Enter R, my partner, who grew up in French-Canadian Montreal with a Lebanese grandmother. His memories of food are steeped in the smells and tastes of food that predates recipes – the kind of recipes that are handed down with a list of ingredients with no measurements. Whose recipes include “Add sage, not too much. Taste until right.” When you don’t (or can’t) taste the food, this isn’t an easy ask.
These recipes call into fact that I’m a cooking contradiction. I dislike baking specifically because it doesn’t allow that moment of “this. is. perfect” without relying on measurements. But I dislike cooking without recipes when I can’t (won’t) taste the food because I’m relying on a sense that I haven’t fully committed to trusting. (Hello, nose.) What happens when I have a natural dislike of baking for its scientific precision but also dislike having a list of ingredients which need to be combined in a specific manner or order with no guidance?
So, back to the tourtiere. How is it that things like this can be an uncomfortable experience that I think I secretly adore?

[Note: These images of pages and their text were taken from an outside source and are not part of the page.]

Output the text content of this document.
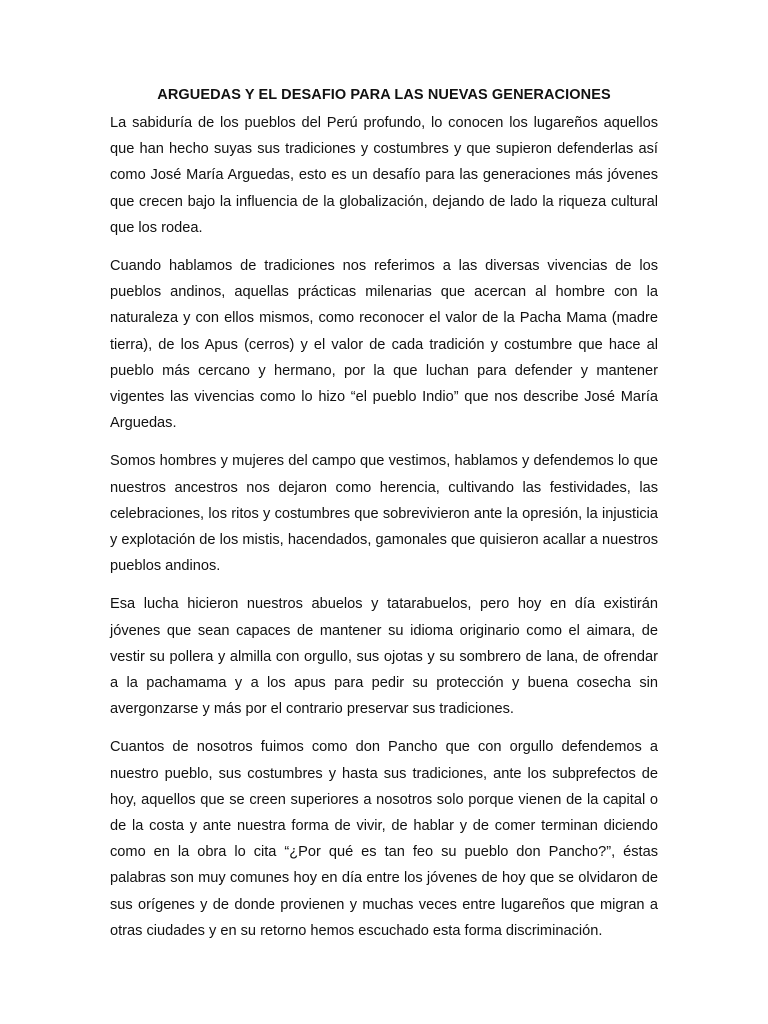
ARGUEDAS Y EL DESAFIO PARA LAS NUEVAS GENERACIONES

La sabiduría de los pueblos del Perú profundo, lo conocen los lugareños aquellos que han hecho suyas sus tradiciones y costumbres y que supieron defenderlas así como José María Arguedas, esto es un desafío para las generaciones más jóvenes que crecen bajo la influencia de la globalización, dejando de lado la riqueza cultural que los rodea.

Cuando hablamos de tradiciones nos referimos a las diversas vivencias de los pueblos andinos, aquellas prácticas milenarias que acercan al hombre con la naturaleza y con ellos mismos, como reconocer el valor de la Pacha Mama (madre tierra), de los Apus (cerros) y el valor de cada tradición y costumbre que hace al pueblo más cercano y hermano, por la que luchan para defender y mantener vigentes las vivencias como lo hizo “el pueblo Indio” que nos describe José María Arguedas.

Somos hombres y mujeres del campo que vestimos, hablamos y defendemos lo que nuestros ancestros nos dejaron como herencia, cultivando las festividades, las celebraciones, los ritos y costumbres que sobrevivieron ante la opresión, la injusticia y explotación de los mistis, hacendados, gamonales que quisieron acallar a nuestros pueblos andinos.

Esa lucha hicieron nuestros abuelos y tatarabuelos, pero hoy en día existirán jóvenes que sean capaces de mantener su idioma originario como el aimara, de vestir su pollera y almilla con orgullo, sus ojotas y su sombrero de lana, de ofrendar a la pachamama y a los apus para pedir su protección y buena cosecha sin avergonzarse y más por el contrario preservar sus tradiciones.

Cuantos de nosotros fuimos como don Pancho que con orgullo defendemos a nuestro pueblo, sus costumbres y hasta sus tradiciones, ante los subprefectos de hoy, aquellos que se creen superiores a nosotros solo porque vienen de la capital o de la costa y ante nuestra forma de vivir, de hablar y de comer terminan diciendo como en la obra lo cita “¿Por qué es tan feo su pueblo don Pancho?”, éstas palabras son muy comunes hoy en día entre los jóvenes de hoy que se olvidaron de sus orígenes y de donde provienen y muchas veces entre lugareños que migran a otras ciudades y en su retorno hemos escuchado esta forma discriminación.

I do dislike not having a set recipe or expectation or taste I’m aiming for. Google tourtiere and you’ll find hundreds of recipes, all with their own spices, their own recipes, their own secrets. What is a girl to do with no information other than “Need. tourtiere.” ???
In general, I try to look at multiple recipes and look for the common denominators. I read through recipes, find general processes and form a plan from there. And you know what else? I use my gut, that beautiful piece of equipment that hasn’t tasted or digested a piece of meat since 1997. I start, I improvise. I have that “Oh, shit” moment and I move on.
And that is what I love about cooking. I think recipes like the tourtiere aren’t about precision. They are entropic moments of ecstasy that randomly bring back memories of Christmas when you were 10. They are about the smells and tastes of times you can’t bring back, except for those tastes and smells of food you remember from times past. It’s the smell of coffee Christmas morning, the crispness of the crust breaking from the meat pie fresh from the oven. It’s the bite of sage in your grandma’s stuffing. It’s the smell of that simmering mixture of beef, pork and cinnamon on the stovetop and remembering that at that moment, you were blissfully happy. It’s that realization that life is remembered with smells and those tiny details you always think will be taken for granted.
So, ask me to make your meat pies, your poutine, your grandma’s stuffing. I’ll both be secretly scared-to-death but in love with trying to capture that moment when you remember that life was good. Xo.